I agree. Building a community is tough and time consuming. I have seen sites where they dive into advertising and litter the page with adsense without thinking about what it takes to build a conversation.
Forget the advertising (if you must make a leaderboard) solve the community problem first.
PS don’t put things in the way of users.

Patrick April 8, 2009 at 9:08 am

Great post, Martin! :)

Nicole Price April 8, 2009 at 9:21 am

Thinking small and getting rid of categories not being used is among the most sensible advises I have ever seen. With initial enthusiasm, many categories crop up but they become dormant after some time. These tend to distract the attention and make navigating the forum more complex than necessary.

Viess April 9, 2009 at 8:42 am

I wonder how many users do you need to have to build community. Is it 100, 300 or 1000 unique visitors. Is it 10 /50/ or 300 rss readers.
I’d be glad to know your point of view on that.

Martin Reed - Blog Author April 10, 2009 at 1:24 pm

Viess – You can have 1,000 members but not have a community. Think in terms of the number of relationships you are able to develop and encourage, instead.

Jeremy L April 14, 2009 at 6:12 pm

Cool article, Martin. These are all great things to think about! I often try to get back to the basics and remember some of these things. I have a natural tendency to try to over complicate ( add features and forums ). It’s always good to be reminded that that isn’t necessary!

John April 15, 2009 at 6:20 am

Hi Martin,

It is funny how things work out. I have just stopped visiting a forum for many of the reasons you have mentioned in your post.

Many forum owners today seem far to obsessed with their rss feed count. Just because someone subscribes does not mean they will stay following the site.

I believe in the beginning it is better to build value than readers. A good, well structured, forum will do more to build a community than high rss count ever could.

All the best

Odzyskiwanie Danych April 20, 2009 at 8:11 am

Yeah letting ther users moderate some stuff and generaly giving them more power is a great way to keep them on the site. Noone will leave knowing that they have the responsibility in the community.

Mr Woc April 20, 2009 at 2:26 pm

Hi there

Good advice and im still toying with the idea of interviewing some of my mumbers, im trying to think of a wacky way to do it mind rather than the norm !


Stella April 21, 2009 at 8:45 am

This is all very new to me. Seems that weather you are building a community on line, or getting a group of people together where you live, there has to be a main thread….and that is that they have to have something in common to drive the community, and then all of the other enhancements might be well received later. Probably because it was the suggestion of several people, and then everyone starts getting involved.

Bob Sloan April 22, 2009 at 10:11 am

Great article! some very good advice here. It is for sure important to never “overdo” your effort in getting new members fast. Things take time.
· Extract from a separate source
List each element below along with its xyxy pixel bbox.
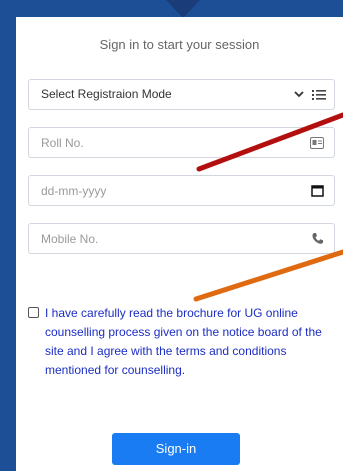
orange-arrow-line	[193, 249, 343, 302]
red-arrow-line	[196, 112, 343, 172]
annotation-arrows	[193, 112, 343, 302]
David April 24, 2009 at 9:30 am

I think people need some purpose to be there and stay together, if it’s just chatting about a particular topic I don’t think that is enough….possibly there needs to be an element of self-interest, the idea that community members gain something from being there – how you can add this factor without going down the silly road of prizes and competitions as mentioned is something I haven’t worked out…

Pete Sheridan April 29, 2009 at 1:48 am

Many really do resort to advertising which detracts from the community you’re TRYING to attract. If you don’t advertise, people are more likely to like your site. Thanks

Chris May 4, 2009 at 10:45 pm

Good point about advertising. You would think this would help but in the beginning you want quality members over quantity. A few good members will give better content and could even help recruit more memebers.

Jeremy May 15, 2009 at 11:54 am

Good tips, but I think sometimes a site redesign is important. If your website does not look appealing, it is that much tougher to attract new members and keep existing one. The ‘don’t start advertising’ tip is tough to follow as well. Everyone wants their community to grow asap. It is difficult to make a community strong if you don’t have a large enough user base.

Shawn July 2, 2009 at 10:05 am

Great points, as far as features though, I’ve found that adding features that make things easier for people has helped a lot. As long as they aren’t distracting I don’t think that it’s too bad. There are definitely additions that I would stay away from, but tasteful additions can go a long way.

Laura July 28, 2009 at 5:47 pm

Thanks for the tips. I already implement some, but other have got me thinking – hence the comment!

I’ve seen forum dynamics over the years. All the way from a fan forum, turned official forum, turned fan forum due to fighting and that then split into three forums! You could honestly write a thesis on social dynamics of internet forums!

David July 30, 2009 at 4:17 am

We have found that starting a competitive league has really helped bring our community together. There are arguements from time to time but people seem to love to get involved in things like fantasy football leagues and one of competitions.

Peter August 9, 2009 at 4:34 am

Some interesting ideas I always make sure that a Frequently Asked Questions Section is prominent which answers the most obvious questions.It get get a bit annoying answering the same Questions again and again.

Paul December 2, 2009 at 2:37 pm

All of these tips will surely make your community stronger. One thing I was surprised by was your suggestion to not hire paid posters. It seems like if your community is struggling that may give it the boost it needs.